As NBC Los Angeles reported, Peterson said last week of the track's reopening and racing surface,
"The ground-penetrating radar verified all of the materials, silt, clay and sand, as well as moisture content, are consistent everywhere on this track. This testing ensures all components, the 5-inch cushion, pad and base are consistent and in good order."

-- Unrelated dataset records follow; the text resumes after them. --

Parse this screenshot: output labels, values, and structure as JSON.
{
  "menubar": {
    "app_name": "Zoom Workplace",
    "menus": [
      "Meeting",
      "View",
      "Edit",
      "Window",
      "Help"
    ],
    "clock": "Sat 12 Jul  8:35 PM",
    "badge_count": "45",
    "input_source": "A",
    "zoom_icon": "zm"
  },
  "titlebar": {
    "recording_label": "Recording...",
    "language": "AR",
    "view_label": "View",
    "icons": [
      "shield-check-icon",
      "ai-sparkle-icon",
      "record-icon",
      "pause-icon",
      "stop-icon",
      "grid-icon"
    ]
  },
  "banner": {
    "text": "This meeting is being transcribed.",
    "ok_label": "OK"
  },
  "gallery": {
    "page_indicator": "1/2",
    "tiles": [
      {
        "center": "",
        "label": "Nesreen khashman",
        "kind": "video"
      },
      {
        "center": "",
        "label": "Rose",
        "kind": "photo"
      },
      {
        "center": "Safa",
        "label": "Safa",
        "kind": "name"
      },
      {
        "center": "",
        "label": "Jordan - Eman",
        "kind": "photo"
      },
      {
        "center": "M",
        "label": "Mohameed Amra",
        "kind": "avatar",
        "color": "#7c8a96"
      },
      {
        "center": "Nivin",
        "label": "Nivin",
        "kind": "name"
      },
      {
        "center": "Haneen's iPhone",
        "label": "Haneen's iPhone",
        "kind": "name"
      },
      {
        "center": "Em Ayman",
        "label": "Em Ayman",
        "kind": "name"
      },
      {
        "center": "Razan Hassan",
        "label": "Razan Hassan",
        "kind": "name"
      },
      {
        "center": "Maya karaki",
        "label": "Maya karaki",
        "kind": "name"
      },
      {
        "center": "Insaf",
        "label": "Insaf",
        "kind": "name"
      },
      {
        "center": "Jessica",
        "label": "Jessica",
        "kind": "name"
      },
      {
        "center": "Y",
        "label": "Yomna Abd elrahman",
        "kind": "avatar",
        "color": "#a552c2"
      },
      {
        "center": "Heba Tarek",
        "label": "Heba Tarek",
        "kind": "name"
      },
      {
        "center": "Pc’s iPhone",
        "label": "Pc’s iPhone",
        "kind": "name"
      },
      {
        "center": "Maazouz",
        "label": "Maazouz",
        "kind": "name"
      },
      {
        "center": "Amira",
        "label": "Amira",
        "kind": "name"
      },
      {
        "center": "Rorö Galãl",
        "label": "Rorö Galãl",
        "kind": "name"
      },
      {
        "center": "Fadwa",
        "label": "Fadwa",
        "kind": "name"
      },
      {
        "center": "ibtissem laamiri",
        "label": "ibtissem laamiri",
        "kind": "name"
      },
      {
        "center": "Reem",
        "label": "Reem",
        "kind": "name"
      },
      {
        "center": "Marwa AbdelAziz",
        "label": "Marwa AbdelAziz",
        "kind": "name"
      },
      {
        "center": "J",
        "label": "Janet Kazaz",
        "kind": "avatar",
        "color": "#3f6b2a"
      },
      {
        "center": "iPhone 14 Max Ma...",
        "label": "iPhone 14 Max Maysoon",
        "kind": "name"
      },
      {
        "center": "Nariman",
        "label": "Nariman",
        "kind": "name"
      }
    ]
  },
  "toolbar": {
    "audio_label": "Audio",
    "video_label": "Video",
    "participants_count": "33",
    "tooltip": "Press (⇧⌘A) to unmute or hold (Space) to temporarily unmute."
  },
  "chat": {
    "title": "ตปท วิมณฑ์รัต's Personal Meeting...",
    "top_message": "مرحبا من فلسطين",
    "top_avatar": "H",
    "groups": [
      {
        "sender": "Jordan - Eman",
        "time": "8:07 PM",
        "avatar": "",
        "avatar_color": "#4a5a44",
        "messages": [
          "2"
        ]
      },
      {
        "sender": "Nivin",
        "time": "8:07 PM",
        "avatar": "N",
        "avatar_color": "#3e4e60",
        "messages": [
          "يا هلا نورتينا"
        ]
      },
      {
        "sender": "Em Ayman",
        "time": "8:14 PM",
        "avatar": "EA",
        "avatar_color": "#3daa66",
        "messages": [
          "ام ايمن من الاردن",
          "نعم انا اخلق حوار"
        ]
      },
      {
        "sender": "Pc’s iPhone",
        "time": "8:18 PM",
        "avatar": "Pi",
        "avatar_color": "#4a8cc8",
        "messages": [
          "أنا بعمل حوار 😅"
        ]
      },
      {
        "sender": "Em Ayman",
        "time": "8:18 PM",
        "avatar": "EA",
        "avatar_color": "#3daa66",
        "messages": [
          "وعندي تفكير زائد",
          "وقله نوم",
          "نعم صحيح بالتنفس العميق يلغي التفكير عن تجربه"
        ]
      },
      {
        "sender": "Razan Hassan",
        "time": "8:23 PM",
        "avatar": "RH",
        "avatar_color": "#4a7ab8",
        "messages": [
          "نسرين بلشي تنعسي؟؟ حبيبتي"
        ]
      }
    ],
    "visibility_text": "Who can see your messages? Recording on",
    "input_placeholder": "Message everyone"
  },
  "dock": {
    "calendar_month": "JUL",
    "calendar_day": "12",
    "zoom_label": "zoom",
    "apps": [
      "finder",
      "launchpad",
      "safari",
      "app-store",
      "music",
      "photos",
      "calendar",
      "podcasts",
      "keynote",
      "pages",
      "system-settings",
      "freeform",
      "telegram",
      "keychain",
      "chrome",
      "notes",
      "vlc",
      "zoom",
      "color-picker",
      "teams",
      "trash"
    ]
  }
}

At the start of the week, track officials had stated that racing would be on hiatus after the heavy rains forecasted for this week, but the track remained opened for training. Now, PETA is calling for the closure of the track. The initial urging came after Eskenforadrink's death, but with this marking the 21st death, it's clear that PETA won't step down without a fight.
BREAKING NEWS: 4-year-old filly Eskenforadrink is the 20th horse to die at Santa Anita racetrack in the past two months. PETA's statement: pic.twitter.com/av2LJOsHkY
— PETA (@peta) March 3, 2019
Other nonprofit organizations and animal-advocacy groups are calling for trainer investigations and vet records of the horses who died on the track during live racing. As KTLA reported, 20 deaths occurred at the track in 2017. There has been a slight increase in fatal injury rates from 2016 at the track according to the data. Santa Anita announced that Dennis Moore, the track superintendent in Arcadia from 2014 through 2018, is returning as a consultant.
The next live race day on the Thoroughbred horse racetrack is set for March 8, 2019 in Southern California. If the name sounds familiar, it's because Santa Anita is famous for hosting the Santa Anita Derby, the Santa Anita Handicap, and the Breeders' Cup in 2016. For now, though, horse lovers and racing fans alike are wondering just what is going on near San Gabriel Mountains.